Stretching is a common activity used by athletes, seniors, rehabilitative patients and anyone involved in a fitness program. While the benefits of stretching are known, there is still a debate about the best type of stretch for a particular target or outcome. The objective of this clinical review is to discuss the existing concepts of muscle stretching intervention and to summarize evidence of the stretching associated with exercise and rehabilitation.
Human motion depends on the range of motion (ROM) available for synovial joint. In general, ROM may be limited to two anatomical entities: joints and muscles. Joint limitations include joint geometry and consistency and capsule structures around the joints. The muscle provides passive and active tension: the passive muscle tone depends on the structural characteristics of the muscles and the surrounding fascia, while the dynamic muscle contractions provide the active tension (figure 1). In the structure, the muscle is viscoelastic, thus providing passive tension. Active tension is caused by the neuronal reflex of muscles, especially peripheral motor neuron (alpha motor neuron) and reflex activation (gamma motor neurons).
Obviously, there are many reasons for reducing joint roms, and only one of them is muscle tension. Tension increased by active or passive mechanisms is the result of muscle tension. Passively, muscles can be shortened by postural adaptation or scarring; Actively, muscles may shorten due to spasms or contractions.
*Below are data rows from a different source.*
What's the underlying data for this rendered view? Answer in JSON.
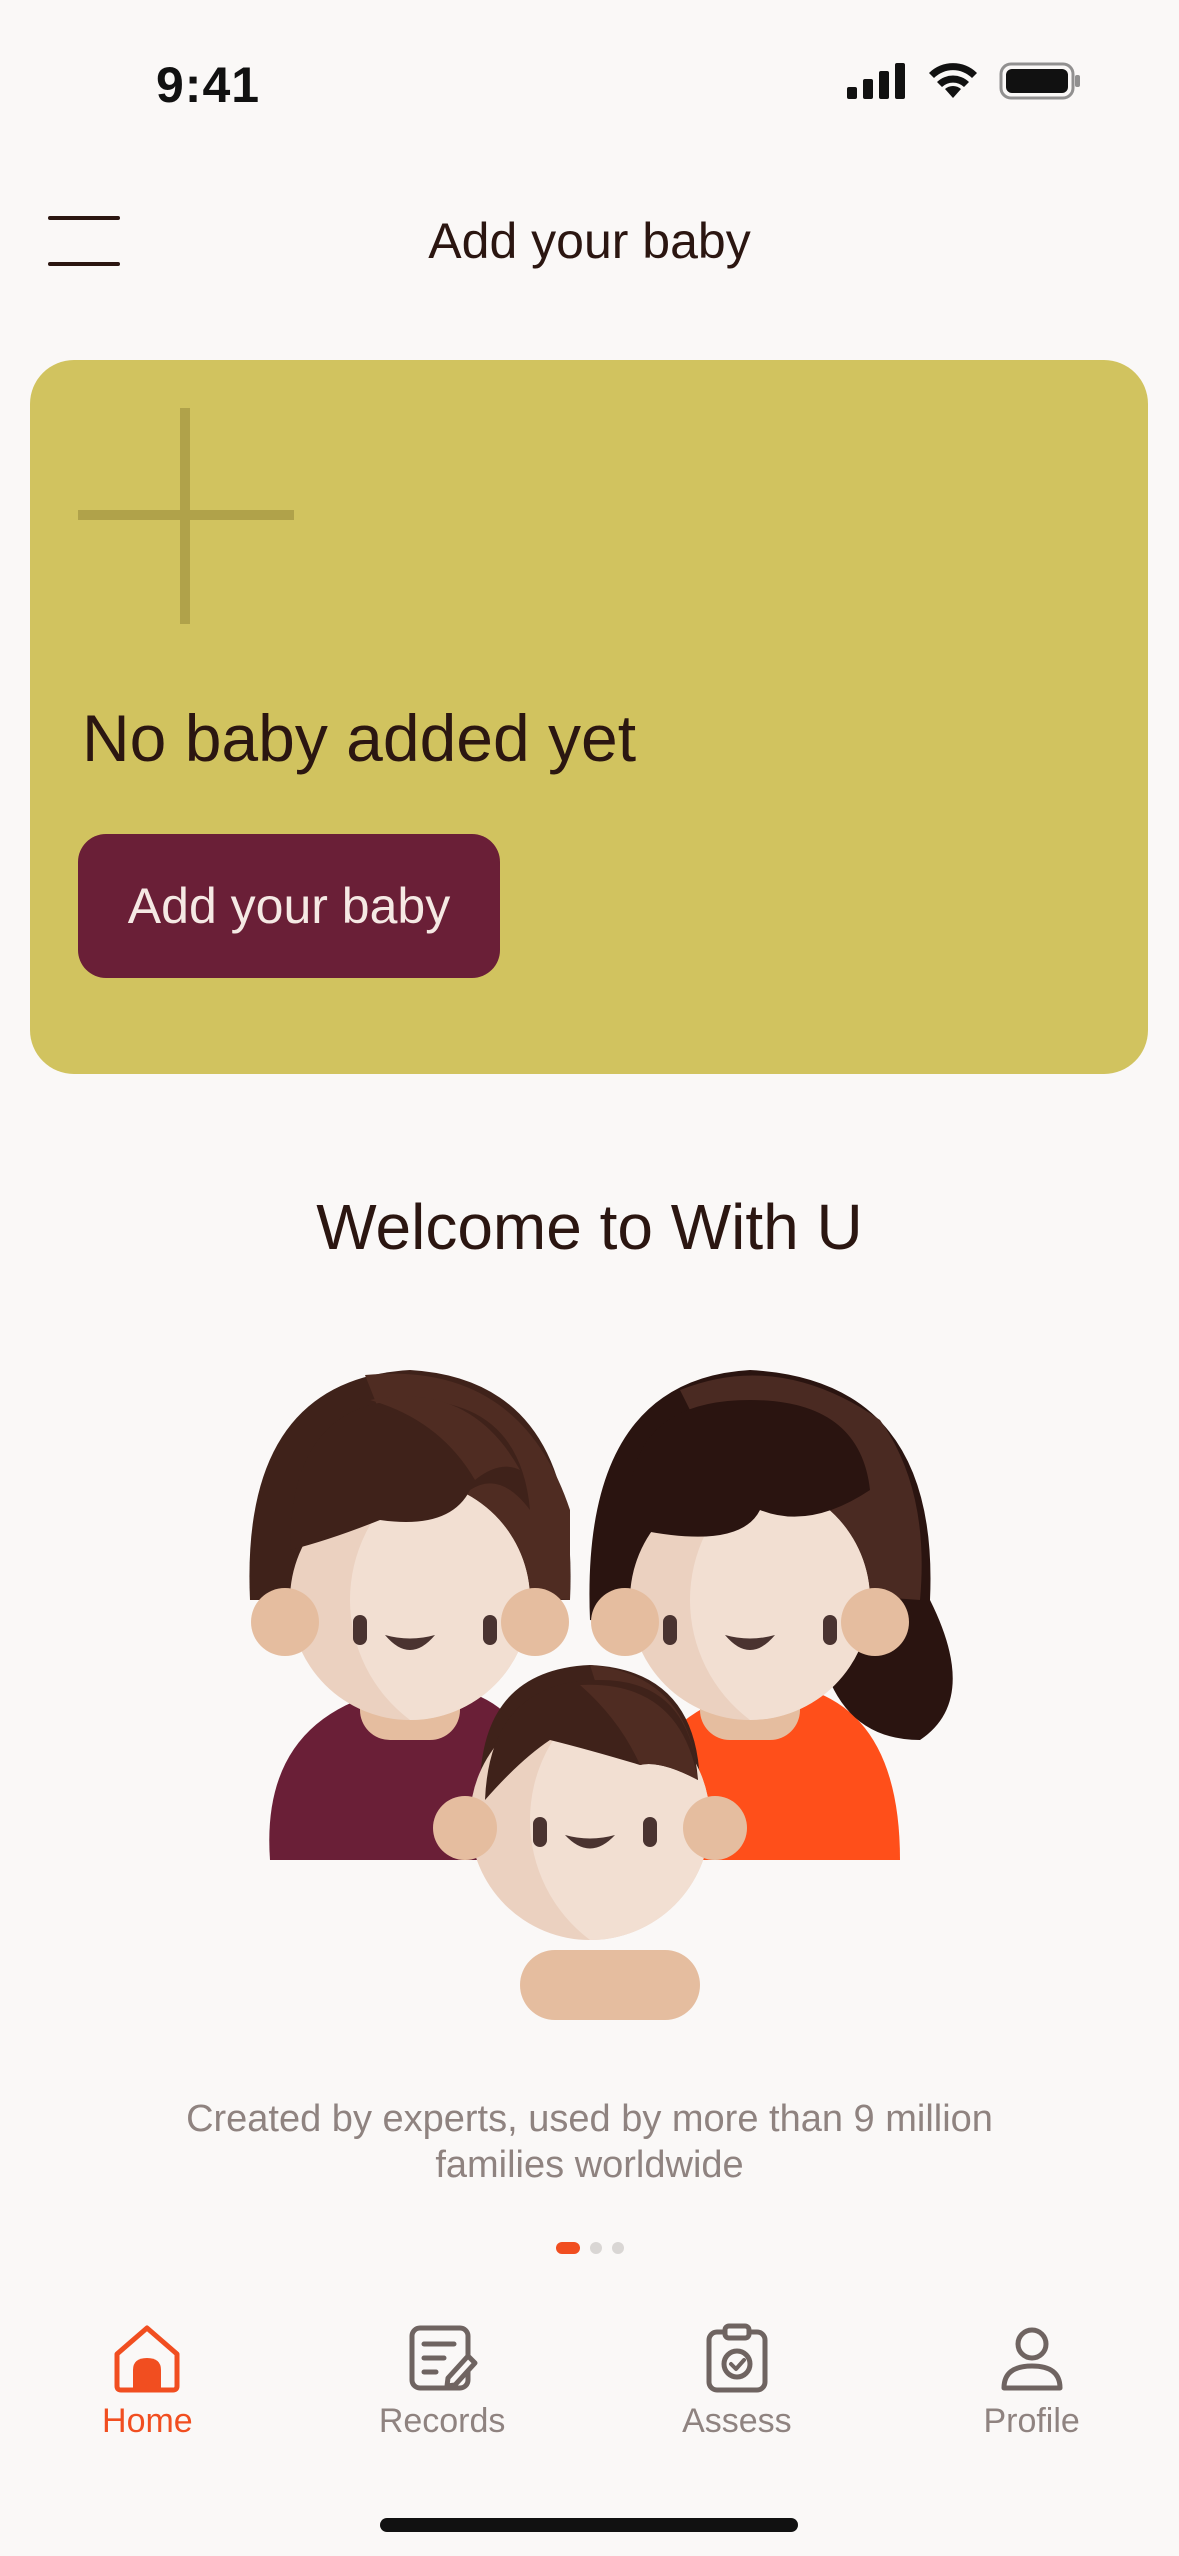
{
  "status_bar": {
    "time": "9:41"
  },
  "header": {
    "title": "Add your baby"
  },
  "card": {
    "title": "No baby added yet",
    "button_label": "Add your baby"
  },
  "welcome": {
    "title": "Welcome to With U",
    "subtitle": "Created by experts, used by more than 9 million families worldwide"
  },
  "carousel": {
    "pages": 3,
    "active_index": 0
  },
  "tabs": [
    {
      "label": "Home",
      "icon": "home-icon",
      "active": true
    },
    {
      "label": "Records",
      "icon": "records-icon",
      "active": false
    },
    {
      "label": "Assess",
      "icon": "assess-icon",
      "active": false
    },
    {
      "label": "Profile",
      "icon": "profile-icon",
      "active": false
    }
  ],
  "colors": {
    "accent": "#F14E20",
    "card_bg": "#D1C35F",
    "button_bg": "#6A1F37",
    "text_dark": "#2B1611",
    "text_muted": "#8F8380"
  }
}
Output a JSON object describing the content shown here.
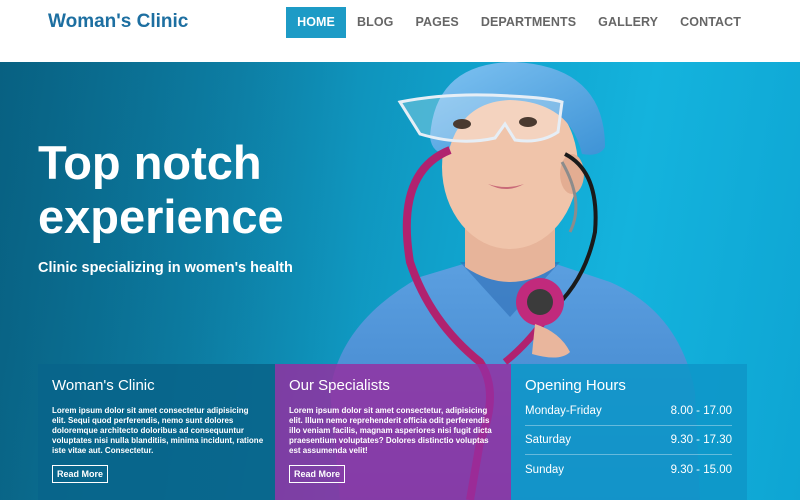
{
  "header": {
    "logo": "Woman's Clinic",
    "nav": [
      {
        "label": "HOME",
        "active": true
      },
      {
        "label": "BLOG",
        "active": false
      },
      {
        "label": "PAGES",
        "active": false
      },
      {
        "label": "DEPARTMENTS",
        "active": false
      },
      {
        "label": "GALLERY",
        "active": false
      },
      {
        "label": "CONTACT",
        "active": false
      }
    ]
  },
  "hero": {
    "title": "Top notch experience",
    "subtitle": "Clinic specializing in women's health"
  },
  "panels": {
    "about": {
      "title": "Woman's Clinic",
      "text": "Lorem ipsum dolor sit amet consectetur adipisicing elit. Sequi quod perferendis, nemo sunt dolores doloremque architecto doloribus ad consequuntur voluptates nisi nulla blanditiis, minima incidunt, ratione iste vitae aut. Consectetur.",
      "button": "Read More"
    },
    "specialists": {
      "title": "Our Specialists",
      "text": "Lorem ipsum dolor sit amet consectetur, adipisicing elit. Illum nemo reprehenderit officia odit perferendis illo veniam facilis, magnam asperiores nisi fugit dicta praesentium voluptates? Dolores distinctio voluptas est assumenda velit!",
      "button": "Read More"
    },
    "hours": {
      "title": "Opening Hours",
      "rows": [
        {
          "day": "Monday-Friday",
          "time": "8.00 - 17.00"
        },
        {
          "day": "Saturday",
          "time": "9.30 - 17.30"
        },
        {
          "day": "Sunday",
          "time": "9.30 - 15.00"
        }
      ]
    }
  },
  "colors": {
    "brand": "#1d6fa1",
    "nav_active": "#1d9bc6",
    "hero_blue": "#10a2cc",
    "panel_dark_blue": "#09658b",
    "panel_purple": "#962da0",
    "panel_light_blue": "#0e96c8"
  }
}
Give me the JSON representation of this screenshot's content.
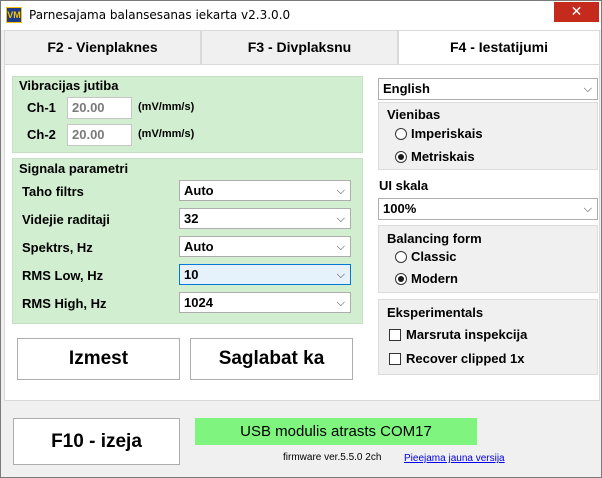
{
  "window": {
    "title": "Parnesajama balansesanas iekarta v2.3.0.0",
    "icon_text": "VM",
    "close_glyph": "✕"
  },
  "tabs": [
    {
      "label": "F2 - Vienplaknes",
      "active": false
    },
    {
      "label": "F3 - Divplaksnu",
      "active": false
    },
    {
      "label": "F4 - Iestatijumi",
      "active": true
    }
  ],
  "sensitivity": {
    "title": "Vibracijas jutiba",
    "channels": [
      {
        "label": "Ch-1",
        "value": "20.00",
        "unit": "(mV/mm/s)"
      },
      {
        "label": "Ch-2",
        "value": "20.00",
        "unit": "(mV/mm/s)"
      }
    ]
  },
  "signal": {
    "title": "Signala parametri",
    "rows": [
      {
        "label": "Taho filtrs",
        "value": "Auto"
      },
      {
        "label": "Videjie raditaji",
        "value": "32"
      },
      {
        "label": "Spektrs, Hz",
        "value": "Auto"
      },
      {
        "label": "RMS Low, Hz",
        "value": "10"
      },
      {
        "label": "RMS High, Hz",
        "value": "1024"
      }
    ]
  },
  "actions": {
    "reset_label": "Izmest",
    "save_label": "Saglabat ka"
  },
  "language": {
    "value": "English"
  },
  "units": {
    "title": "Vienibas",
    "options": [
      {
        "label": "Imperiskais",
        "selected": false
      },
      {
        "label": "Metriskais",
        "selected": true
      }
    ]
  },
  "ui_scale": {
    "title": "UI skala",
    "value": "100%"
  },
  "balancing_form": {
    "title": "Balancing form",
    "options": [
      {
        "label": "Classic",
        "selected": false
      },
      {
        "label": "Modern",
        "selected": true
      }
    ]
  },
  "experimental": {
    "title": "Eksperimentals",
    "checks": [
      {
        "label": "Marsruta inspekcija",
        "checked": false
      },
      {
        "label": "Recover clipped 1x",
        "checked": false
      }
    ]
  },
  "footer": {
    "exit_label": "F10 - izeja",
    "usb_status": "USB modulis atrasts COM17",
    "usb_status_color": "#7ff57f",
    "firmware": "firmware ver.5.5.0 2ch",
    "new_version_link": "Pieejama jauna versija"
  },
  "icons": {
    "dropdown": "chevron-down-icon"
  }
}
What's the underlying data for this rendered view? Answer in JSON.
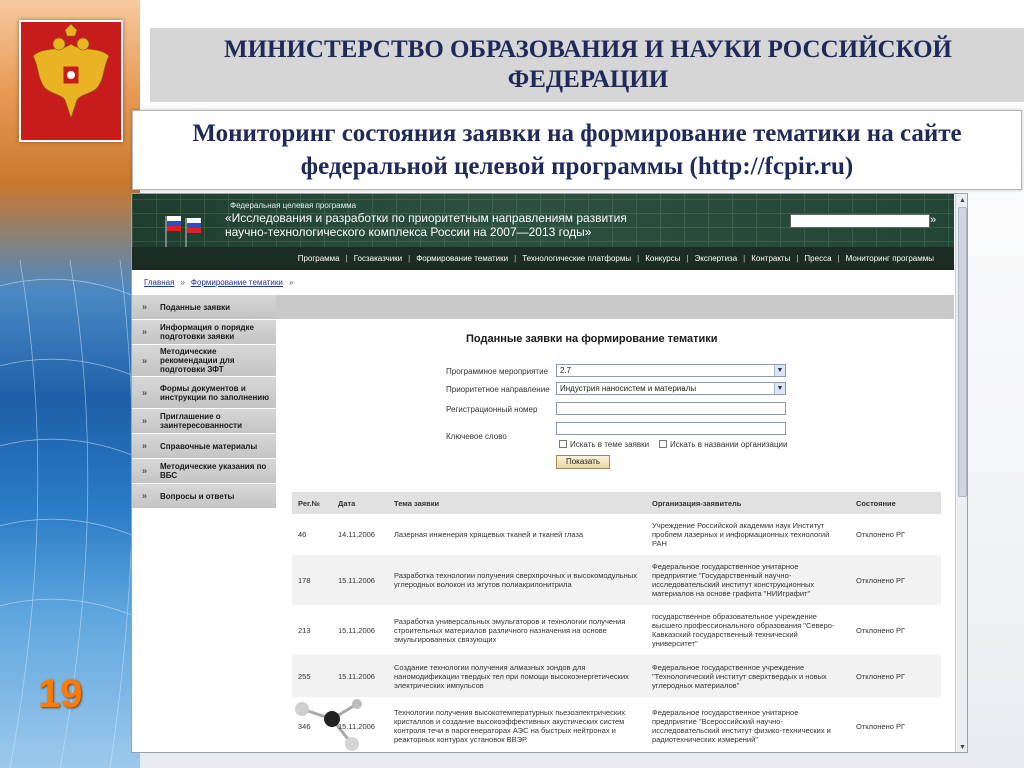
{
  "slide": {
    "ministry_title": "МИНИСТЕРСТВО ОБРАЗОВАНИЯ И НАУКИ РОССИЙСКОЙ ФЕДЕРАЦИИ",
    "subtitle": "Мониторинг состояния заявки на формирование тематики на сайте федеральной целевой программы (http://fcpir.ru)",
    "page_number": "19",
    "emblem_icon": "coat-of-arms-icon",
    "accent_color": "#ff7a00"
  },
  "site": {
    "program_small": "Федеральная целевая программа",
    "program_name": "«Исследования и разработки по приоритетным направлениям развития научно-технологического комплекса России на 2007—2013 годы»",
    "search_go": "»",
    "nav": [
      "Программа",
      "Госзаказчики",
      "Формирование тематики",
      "Технологические платформы",
      "Конкурсы",
      "Экспертиза",
      "Контракты",
      "Пресса",
      "Мониторинг программы"
    ],
    "breadcrumbs": [
      "Главная",
      "Формирование тематики"
    ],
    "breadcrumb_sep": "»",
    "sidebar": [
      "Поданные заявки",
      "Информация о порядке подготовки заявки",
      "Методические рекомендации для подготовки ЗФТ",
      "Формы документов и инструкции по заполнению",
      "Приглашение о заинтересованности",
      "Справочные материалы",
      "Методические указания по ВБС",
      "Вопросы и ответы"
    ],
    "sidebar_marker": "»",
    "form": {
      "title": "Поданные заявки на формирование тематики",
      "program_event_label": "Программное мероприятие",
      "program_event_value": "2.7",
      "priority_label": "Приоритетное направление",
      "priority_value": "Индустрия наносистем и материалы",
      "reg_number_label": "Регистрационный номер",
      "keyword_label": "Ключевое слово",
      "cb_theme_label": "Искать в теме заявки",
      "cb_org_label": "Искать в названии организации",
      "submit_label": "Показать"
    },
    "table": {
      "headers": [
        "Рег.№",
        "Дата",
        "Тема заявки",
        "Организация-заявитель",
        "Состояние"
      ],
      "rows": [
        [
          "46",
          "14.11.2006",
          "Лазерная инженерия хрящевых тканей и тканей глаза",
          "Учреждение Российской академии наук Институт проблем лазерных и информационных технологий РАН",
          "Отклонено РГ"
        ],
        [
          "178",
          "15.11.2006",
          "Разработка технологии получения сверхпрочных и высокомодульных углеродных волокон из жгутов полиакрилонитрила",
          "Федеральное государственное унитарное предприятие \"Государственный научно-исследовательский институт конструкционных материалов на основе графита \"НИИграфит\"",
          "Отклонено РГ"
        ],
        [
          "213",
          "15.11.2006",
          "Разработка универсальных эмульгаторов и технологии получения строительных материалов различного назначения на основе эмульгированных связующих",
          "государственное образовательное учреждение высшего профессионального образования \"Северо-Кавказский государственный технический университет\"",
          "Отклонено РГ"
        ],
        [
          "255",
          "15.11.2006",
          "Создание технологии получения алмазных зондов для наномодификации твердых тел при помощи высокоэнергетических электрических импульсов",
          "Федеральное государственное учреждение \"Технологический институт сверхтвердых и новых углеродных материалов\"",
          "Отклонено РГ"
        ],
        [
          "346",
          "15.11.2006",
          "Технологии получения высокотемпературных пьезоэлектрических кристаллов и создание высокоэффективных акустических систем контроля течи в парогенераторах АЭС на быстрых нейтронах и реакторных контурах установок ВВЭР.",
          "Федеральное государственное унитарное предприятие \"Всероссийский научно-исследовательский институт физико-технических и радиотехнических измерений\"",
          "Отклонено РГ"
        ]
      ]
    }
  }
}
Whatever the cause, loosening limits the range of motion and can cause muscle imbalances.
Clinicians must choose appropriate interventions or techniques to improve tension caused by tension. Stretching generally focuses on increasing the length of a muscle tendon unit, essentially increasing the distance between the muscle’s origin and insertion. In terms of stretching, muscle tone is usually inversely proportional to length: muscle tension is associated with increased muscle length, while increased muscle tone is associated with decreased muscle length. Inevitably, muscle tension exerts tension on other structures, such as joint sacs and fascia, which are composed of different tissues, and different muscles have different biomechanical properties.
Three types of muscle stretching techniques are often described in the literature: static, dynamic and preshrunk stretching (figure 2). The traditional and most common type is static stretching, where a specific position is repeated with the muscle strain to a stretch of sensory point. This can be done either passively by the partner or by the main body (figure 3).
There are two types of dynamic stretching: active and ballistic stretching. Active stretching usually involves moving the limb through its entire range of motion to the end and repeated multiple times. Ballistic-stretching involves quick alternating motion or “bounce” in the final range of motion, but no longer recommended for ballistic stretching due to increased risk of injury. 1
The preshrunk stretch involves the contraction of the muscle or antagonist that is stretched before stretching. The most common type of preshrunk stretch is the ontology-sensory neuromuscular promotion (PNF) stretching. There are several different types of PNF stretching (table 1), including “contract relaxation” (CR), “relaxation” (HR) and “contract relaxation agent contract” (CRAC). This is usually done by allowing patients or patients to shrink and contract muscles for up to 10 seconds between 75 and 100 per cent during the technical process. Resistance can be provided by partners or provided by elastic bands or bands (figure 4).